Plurality, promises and practice: A case of Nepali immigrants’ transliterating and translanguaging in Canada
This dissertation is a community-based study among sixteen Nepali immigrant students in graduate and undergraduate programs that have intensive writing, research and communication components. It combines group discussions, interviews, case studies and participant observations to explore the ways featured migrants adapt, appropriate, repel and repeat dominant practices of meaning making in academic and social spaces. Participants’ phenomenological experiences and narratives consist of difficulties in navigating unfamiliar academic and social expectations, especially at the transitional stage; the lack of appropriate support mechanisms; the presence of direct and indirect forms of racism; the resolve to challenge existing strange-making practices, and the hope for a better future. This research further shows that migrants’ hybrid literacy and epistemological practices go beyond what can be contained within the established academic writing grids. While the research problematizes a romanticized narrative within some multilingual scholarships: that multilinguals ‘carry’ mobile and portable language and communicative resources available for an uncomplicated usage and seamless blending; it stresses the need to actively and qualitatively approach difference in ways that appreciates diverse ways of meaning making, doing, being and valuing that the sheer presence of our students, particularly those marked as linguistic and cultural Others, demand of us.

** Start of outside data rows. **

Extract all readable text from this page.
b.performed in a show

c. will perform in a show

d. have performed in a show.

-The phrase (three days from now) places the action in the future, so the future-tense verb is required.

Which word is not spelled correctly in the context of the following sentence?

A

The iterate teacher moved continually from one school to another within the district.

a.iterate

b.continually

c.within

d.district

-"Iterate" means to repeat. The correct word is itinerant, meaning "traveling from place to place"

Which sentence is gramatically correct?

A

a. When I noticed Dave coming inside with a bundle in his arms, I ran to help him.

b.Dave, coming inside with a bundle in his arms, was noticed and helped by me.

The central ask of this this dissertation is to diversify our practices from what appear to be more of the same in different guises. For example, various language and cultural difference-based approaches including the bi-multi- pluri- turns have been identified as not significantly punctuating Eurocentric privileges. More specifically, participants will help us know that English monolingualism persists in academic and institutional settings despite translingual realities outside, because it is defended and framed in terms of student, community, and market needs— often encapsulated in the discourse of “reality outside” and represented as a passport to success, growth, and upper socio-symbolic mobility. Participants in this research join diversity and plurality debates, including multiculturalism, and suggest ways in which to pluralize and diversify existing additive-accretive and discrete-separate ways and views of plurality and diversity.